— Ну и где, во имя Аллаха, эта ваша змея! — вопрос получился излишне резким, искаженным дрожанием нижней челюсти.
Наджмуддин и Максуд стояли здесь же, прильнув к стене, словно паломники к черному камню, и не стеснялись дрожать. Страх и холод были тому причиной, и неизвестно что в большей степени.
— В-вот.
Дрожащий палец Наджмуддина указал за спину Джавада, но за мгновение до ответа мамлюка, Джавад услышал шорох. Ночной город таит в себе множество шорохов. Шорох листвы, с которой играет расшалившейся ветер. Шорох стираного белья, что качается во дворах правоверных. Наконец, едва слышный шорох перекатываемого песка, что сплетается с шорохом гонимого ветром мусора, веток, травы.
Но шорох, который послышался за спиной Джавада, поднял сердце бесстрашного воина, вместе с душой, как известно, взятой взаймы, едва не к самому горлу.
И страх, древний страх — наследие ушедших в песок предков, страх, которому безразлично, кто перед ним — пятилетний мальчишка перед раздутой от возмущения коброй, или умудренный годами и отнятыми жизнями зрелый муж с кривой саблей на жирном боку, страх завладел Джавадом, сковал его члены, запер дыхание.
В плохом есть хорошее, или — нет худа без добра — он согрелся.
Даже стало жарко.
И дающие прохладу ручейки потекли по потной спине.
Черное тело змеи прошелестело мимо.
И скрылось в одной из улиц на том конце площади.
И Джавад, а следом за ним Наджмуддин с Максудом, вздрогнули, когда рядом с ними ударил звонкий крик Муфиза.
— Спите спокойно, жители Ахдада! В Ахдаде все спокойно!
— Следует доложить Абу-ль-Хасану — визирю.
Джавад не без удивления обнаружил в себе умение говорить.
26
Рассказ о поваре Пайаме, дочери его Зайне и о барашке
Вечер, усталый вечер тихо крался улицами, улочками и площадями Ахдада.
Утомленные дневными трудами и заботами правоверные мирно собирались в кружки, взвалить тяготы на плечи собеседника, обсудить последние городские новости, обсмаковать, словно косточки молоденького барашка, свежие сплетни.
— Слышали, у Шумана коза начала доиться черным молоком! Не к добру это, ох, не к добру!

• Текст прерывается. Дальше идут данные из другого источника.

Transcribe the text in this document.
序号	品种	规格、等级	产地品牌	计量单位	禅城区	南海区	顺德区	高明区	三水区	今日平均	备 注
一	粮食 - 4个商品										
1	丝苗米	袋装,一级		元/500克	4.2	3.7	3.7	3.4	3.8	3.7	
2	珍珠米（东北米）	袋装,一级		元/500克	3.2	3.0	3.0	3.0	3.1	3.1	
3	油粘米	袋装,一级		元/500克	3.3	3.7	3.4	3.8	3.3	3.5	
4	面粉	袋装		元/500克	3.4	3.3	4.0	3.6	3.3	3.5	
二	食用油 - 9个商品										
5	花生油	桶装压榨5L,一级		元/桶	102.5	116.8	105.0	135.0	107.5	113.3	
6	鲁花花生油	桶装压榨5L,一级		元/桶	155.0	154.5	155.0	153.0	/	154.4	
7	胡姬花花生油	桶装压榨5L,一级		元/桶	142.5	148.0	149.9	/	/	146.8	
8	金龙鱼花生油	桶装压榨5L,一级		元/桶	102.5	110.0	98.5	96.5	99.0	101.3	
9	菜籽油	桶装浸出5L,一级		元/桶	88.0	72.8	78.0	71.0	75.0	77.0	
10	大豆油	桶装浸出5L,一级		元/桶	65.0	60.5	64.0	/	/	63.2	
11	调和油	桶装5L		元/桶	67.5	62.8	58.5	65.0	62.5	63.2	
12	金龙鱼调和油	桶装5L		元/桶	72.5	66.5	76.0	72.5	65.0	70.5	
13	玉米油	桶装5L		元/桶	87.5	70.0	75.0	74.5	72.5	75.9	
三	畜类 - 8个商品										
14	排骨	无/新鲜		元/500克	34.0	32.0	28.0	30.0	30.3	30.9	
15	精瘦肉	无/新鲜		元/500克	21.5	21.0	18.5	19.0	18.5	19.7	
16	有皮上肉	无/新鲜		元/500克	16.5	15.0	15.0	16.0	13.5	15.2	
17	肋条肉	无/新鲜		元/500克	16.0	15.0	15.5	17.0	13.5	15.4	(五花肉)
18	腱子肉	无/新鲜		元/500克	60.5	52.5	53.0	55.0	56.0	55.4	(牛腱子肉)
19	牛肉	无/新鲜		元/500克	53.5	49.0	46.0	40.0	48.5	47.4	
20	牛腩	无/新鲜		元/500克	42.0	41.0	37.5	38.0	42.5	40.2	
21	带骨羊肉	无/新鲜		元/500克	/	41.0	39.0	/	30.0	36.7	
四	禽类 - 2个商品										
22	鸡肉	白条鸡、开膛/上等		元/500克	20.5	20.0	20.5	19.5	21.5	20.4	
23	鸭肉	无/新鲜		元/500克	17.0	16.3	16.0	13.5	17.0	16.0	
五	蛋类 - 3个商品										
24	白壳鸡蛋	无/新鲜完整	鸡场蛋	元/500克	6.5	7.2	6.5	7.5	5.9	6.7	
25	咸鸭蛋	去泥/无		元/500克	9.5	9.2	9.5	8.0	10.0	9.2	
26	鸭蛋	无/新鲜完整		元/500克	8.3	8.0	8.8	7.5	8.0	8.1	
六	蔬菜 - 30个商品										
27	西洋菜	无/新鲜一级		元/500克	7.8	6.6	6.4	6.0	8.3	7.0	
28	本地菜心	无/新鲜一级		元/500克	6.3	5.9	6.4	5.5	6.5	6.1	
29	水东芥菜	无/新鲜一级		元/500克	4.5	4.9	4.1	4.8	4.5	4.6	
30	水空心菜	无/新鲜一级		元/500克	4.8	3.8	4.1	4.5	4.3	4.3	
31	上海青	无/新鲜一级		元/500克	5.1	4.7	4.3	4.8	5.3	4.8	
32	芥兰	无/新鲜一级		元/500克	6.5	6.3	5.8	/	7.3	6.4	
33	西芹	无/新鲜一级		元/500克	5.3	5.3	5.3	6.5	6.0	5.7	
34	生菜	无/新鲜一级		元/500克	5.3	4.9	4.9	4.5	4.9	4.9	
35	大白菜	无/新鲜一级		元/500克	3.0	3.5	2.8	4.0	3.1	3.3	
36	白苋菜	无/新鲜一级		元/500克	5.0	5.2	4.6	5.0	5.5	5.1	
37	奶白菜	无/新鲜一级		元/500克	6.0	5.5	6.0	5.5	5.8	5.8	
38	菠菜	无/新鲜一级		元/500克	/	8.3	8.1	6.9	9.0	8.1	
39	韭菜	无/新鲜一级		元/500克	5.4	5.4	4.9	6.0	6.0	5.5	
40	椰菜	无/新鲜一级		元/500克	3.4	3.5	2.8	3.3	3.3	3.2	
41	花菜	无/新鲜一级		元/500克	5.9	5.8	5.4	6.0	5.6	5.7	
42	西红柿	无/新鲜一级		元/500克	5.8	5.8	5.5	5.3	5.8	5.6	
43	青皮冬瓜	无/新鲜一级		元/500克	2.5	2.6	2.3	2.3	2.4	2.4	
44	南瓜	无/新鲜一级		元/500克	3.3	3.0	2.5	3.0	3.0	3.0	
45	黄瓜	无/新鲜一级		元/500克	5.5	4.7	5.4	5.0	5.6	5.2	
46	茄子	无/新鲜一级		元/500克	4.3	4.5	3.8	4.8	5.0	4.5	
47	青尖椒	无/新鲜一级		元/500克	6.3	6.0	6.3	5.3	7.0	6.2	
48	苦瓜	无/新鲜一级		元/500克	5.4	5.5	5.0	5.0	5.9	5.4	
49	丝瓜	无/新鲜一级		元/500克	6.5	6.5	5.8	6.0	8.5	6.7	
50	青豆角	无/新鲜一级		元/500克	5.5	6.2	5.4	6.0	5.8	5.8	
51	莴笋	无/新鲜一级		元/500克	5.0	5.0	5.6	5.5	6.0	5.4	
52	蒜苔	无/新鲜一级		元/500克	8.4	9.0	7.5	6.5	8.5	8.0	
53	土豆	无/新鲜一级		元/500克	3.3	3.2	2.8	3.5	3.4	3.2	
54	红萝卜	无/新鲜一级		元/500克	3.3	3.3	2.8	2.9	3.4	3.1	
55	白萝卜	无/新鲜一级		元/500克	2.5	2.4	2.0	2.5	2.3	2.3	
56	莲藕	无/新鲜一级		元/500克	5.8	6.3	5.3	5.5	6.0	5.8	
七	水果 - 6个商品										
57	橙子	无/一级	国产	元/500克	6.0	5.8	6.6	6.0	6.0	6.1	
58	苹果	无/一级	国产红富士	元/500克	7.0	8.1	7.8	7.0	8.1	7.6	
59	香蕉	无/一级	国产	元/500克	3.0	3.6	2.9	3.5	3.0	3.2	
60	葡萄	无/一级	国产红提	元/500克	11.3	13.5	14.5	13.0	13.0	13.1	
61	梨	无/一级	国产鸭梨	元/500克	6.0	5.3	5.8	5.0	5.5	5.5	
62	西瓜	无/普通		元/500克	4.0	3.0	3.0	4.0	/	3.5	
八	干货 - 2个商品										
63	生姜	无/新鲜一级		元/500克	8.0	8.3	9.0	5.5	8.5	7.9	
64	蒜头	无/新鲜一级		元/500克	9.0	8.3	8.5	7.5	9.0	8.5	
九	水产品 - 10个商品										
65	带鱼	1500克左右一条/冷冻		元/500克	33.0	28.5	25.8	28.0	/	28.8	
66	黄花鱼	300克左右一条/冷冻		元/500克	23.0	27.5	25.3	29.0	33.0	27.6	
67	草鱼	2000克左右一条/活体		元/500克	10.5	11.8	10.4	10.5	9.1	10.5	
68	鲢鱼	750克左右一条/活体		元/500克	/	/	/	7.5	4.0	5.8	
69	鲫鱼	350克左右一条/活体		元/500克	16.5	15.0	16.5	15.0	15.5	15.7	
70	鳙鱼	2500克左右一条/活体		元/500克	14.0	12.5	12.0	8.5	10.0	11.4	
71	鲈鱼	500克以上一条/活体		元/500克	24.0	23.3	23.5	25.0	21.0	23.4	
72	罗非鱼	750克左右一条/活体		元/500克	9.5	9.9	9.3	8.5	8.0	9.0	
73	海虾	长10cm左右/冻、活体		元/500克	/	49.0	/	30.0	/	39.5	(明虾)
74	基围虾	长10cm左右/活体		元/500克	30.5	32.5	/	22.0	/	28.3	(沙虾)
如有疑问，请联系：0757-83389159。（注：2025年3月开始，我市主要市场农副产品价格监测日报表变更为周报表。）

— Вах! Вах! Вах! — слушатели важно качали головами, отягощенными грузом забот и локтями чалмы.
— А купец Али Катф опять Иблиса видел! На ногах — копыта, сам черный, с бородой, как раз из дома Али Катфа выбирался, когда тот возвращался из лавки.
— Вах! Вах! Вах! — и снова ветерок удивления колышет укутанные головы.
— Это не тот ли купец Али Катф, у которого молодая жена?
— Он самый. Мало того, Иблис подошел к купцу и обозвал того рогатым!
— Вах! Вах! Вах! Что бы это означало!
— Не спроста, ой неспроста, еще и у султана сын пропал!
Для звезд еще рано. А месяц, величавый месяц поднялся на небо посветить добрым правоверным и всему миру.
Вечер перед четырнадцатой ночью луны. Ночь договора.
Пайам — повар отвязал барашка. Как и было уговорено, он зарежет его и приготовит печень. Почему именно этот барашек? Почему в четырнадцатую ночь? Пайам был всего лишь поваром, и причуды тех, кто платил, мало заботили его голову.
Барашек жалобно блеял и слабо сопротивлялся. Животные чувствуют смерть.
Во дворе, пока светлом дворе сидела Зайна — дочь Пайама, чье имя означает «красавица». Зайне шел тринадцатый год, совсем скоро она превратится в женщину.
При виде отца, с барашком, Зайна проворно отвернулась и закрыла себе лицо руками.
— О, батюшка, мало же я для тебя значу, если ты водишь ко мне чужих мужчин.
Пайам не сразу сообразил, о чем говорит дочь.
— Мужчин? Каких мужчин?
Ох, Аллах свидетель, зря, зря он позволял общаться Зайне со старухой — невольницей с далекого севера, что одно время жила в доме Пайама. Знал же, старая — колдунья. Потому и продал.
— Где ты видишь, дочь моя, чужих мужчин?
— Этот барашек, что с тобою, не кто иной, как заколдованный юноша.